After the chores are done and Darth Baby placed in his chamber, I like to climb into bed and read a book, or latterly, kill the zombies with the plants – but the house has other ideas. I read my books electronically and the house does not charge iPads or iPhones. Weird, huh? Let me explain.
The building inspection did warn us in fairly definite language that the wiring in the place was a little substandard. I think I remember seeing the words “dire”, “cataclysmic”, “abysmal”, “rudimentary”, “Neolithic”, “foolhardy” and “laughable”. Suffice to say, we knew the house needed a little money spent on the wiring.
I insured home and contents and moved in with Emergency Contact and a toddler, anyway. (To those that know EC, it’s hard to gauge who of the two is more dangerous in certain situations.) The plan was to gently ramp up the demands on the electrical wiring until we saw the upper load point and then I’d know what we were working with. It went the other way and we've found our low point.

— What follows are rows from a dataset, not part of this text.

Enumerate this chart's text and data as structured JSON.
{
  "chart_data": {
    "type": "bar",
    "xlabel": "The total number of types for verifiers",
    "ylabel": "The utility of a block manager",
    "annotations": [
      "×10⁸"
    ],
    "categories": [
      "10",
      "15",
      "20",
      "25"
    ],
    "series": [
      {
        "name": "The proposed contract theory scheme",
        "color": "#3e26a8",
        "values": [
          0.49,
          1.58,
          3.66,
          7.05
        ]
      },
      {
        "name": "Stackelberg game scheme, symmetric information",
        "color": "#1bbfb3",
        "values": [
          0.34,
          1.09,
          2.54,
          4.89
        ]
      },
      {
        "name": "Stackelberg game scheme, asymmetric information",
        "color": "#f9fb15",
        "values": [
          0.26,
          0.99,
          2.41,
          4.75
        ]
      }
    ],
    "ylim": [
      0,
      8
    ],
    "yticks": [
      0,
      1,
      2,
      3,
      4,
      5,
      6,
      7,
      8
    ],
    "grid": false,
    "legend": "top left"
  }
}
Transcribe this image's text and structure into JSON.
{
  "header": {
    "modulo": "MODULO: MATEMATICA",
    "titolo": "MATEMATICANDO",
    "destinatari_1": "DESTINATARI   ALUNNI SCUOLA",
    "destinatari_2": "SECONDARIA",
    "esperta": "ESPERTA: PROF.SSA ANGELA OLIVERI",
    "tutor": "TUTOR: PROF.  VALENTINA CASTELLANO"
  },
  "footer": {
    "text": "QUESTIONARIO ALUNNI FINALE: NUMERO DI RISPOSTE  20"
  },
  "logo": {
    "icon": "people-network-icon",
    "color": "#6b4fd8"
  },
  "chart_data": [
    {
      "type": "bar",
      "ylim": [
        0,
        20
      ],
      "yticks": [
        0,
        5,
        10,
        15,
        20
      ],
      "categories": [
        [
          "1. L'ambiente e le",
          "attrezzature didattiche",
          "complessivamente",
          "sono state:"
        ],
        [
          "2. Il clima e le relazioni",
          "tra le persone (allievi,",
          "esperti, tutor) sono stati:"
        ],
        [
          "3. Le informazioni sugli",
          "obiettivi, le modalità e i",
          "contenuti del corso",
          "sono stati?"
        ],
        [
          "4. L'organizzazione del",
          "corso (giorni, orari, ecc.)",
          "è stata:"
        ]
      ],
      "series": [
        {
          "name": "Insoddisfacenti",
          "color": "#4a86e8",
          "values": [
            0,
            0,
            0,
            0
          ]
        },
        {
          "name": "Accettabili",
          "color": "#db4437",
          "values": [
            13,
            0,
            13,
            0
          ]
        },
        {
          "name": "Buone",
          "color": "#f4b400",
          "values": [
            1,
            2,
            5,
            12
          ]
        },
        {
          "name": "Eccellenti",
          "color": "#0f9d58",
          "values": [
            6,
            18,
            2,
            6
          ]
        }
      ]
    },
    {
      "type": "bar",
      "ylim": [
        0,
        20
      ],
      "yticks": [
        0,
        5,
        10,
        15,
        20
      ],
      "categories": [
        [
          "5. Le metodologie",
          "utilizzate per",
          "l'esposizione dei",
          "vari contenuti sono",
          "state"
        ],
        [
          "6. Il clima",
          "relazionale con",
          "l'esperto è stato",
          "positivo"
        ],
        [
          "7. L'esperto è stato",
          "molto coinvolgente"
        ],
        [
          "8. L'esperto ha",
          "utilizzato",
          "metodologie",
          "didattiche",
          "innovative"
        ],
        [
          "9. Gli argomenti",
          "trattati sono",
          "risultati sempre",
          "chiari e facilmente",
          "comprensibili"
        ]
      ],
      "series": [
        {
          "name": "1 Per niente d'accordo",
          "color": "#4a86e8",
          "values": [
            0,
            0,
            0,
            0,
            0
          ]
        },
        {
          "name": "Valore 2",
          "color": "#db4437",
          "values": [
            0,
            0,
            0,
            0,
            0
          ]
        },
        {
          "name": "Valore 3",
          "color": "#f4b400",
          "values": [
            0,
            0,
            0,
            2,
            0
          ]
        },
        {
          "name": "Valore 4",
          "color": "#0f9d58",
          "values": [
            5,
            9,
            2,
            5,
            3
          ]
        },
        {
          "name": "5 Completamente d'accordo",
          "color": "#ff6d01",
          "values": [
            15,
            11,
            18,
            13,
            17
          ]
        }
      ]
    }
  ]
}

As many people know but few are ready to admit, electricity is borderline dark magic and no-one really knows how it works. Sure, there are sparkies and electrical engineers who will make bold and baseless proclamations about harnessing it and charge you like any other high-priest of a forbidden sect for their “expertise” but deep down, I’m pretty sure they know it’s all just luck and insulation. Even the fact that they named positive and negative the wrong way round tells me how circumstantial the whole thing is. I’ve owned cars at which auto-electricians have thrown their hands in the air and said, “Don’t understand how this car is running, mate.”
So, our house can simultaneously run a washing machine, dishwasher, lights, hot water, fridge, stove, oven, central air, lamps, large flat-screen TV, DVD/Blu Ray player, home theatre, PlayStation, PC, curling iron, clothing iron, and sundry other bare necessities but it cannot charge an iPad. In fact, it sucks the electricity out of an iDevice. I left a pad plugged in overnight and it was so depleted the next morning it weighed less and it took three hours of charging at work before I could even turn it on.
The answer? I’ve put our iThings on the floor because everybody knows it’s easier for things to run downhill. That’s why lighthouses are constructed at sea-level.
Now, if I could only get Darth Baby to stop sucking them.
(Perfectly reasonable explanation to tell the coroner, too.)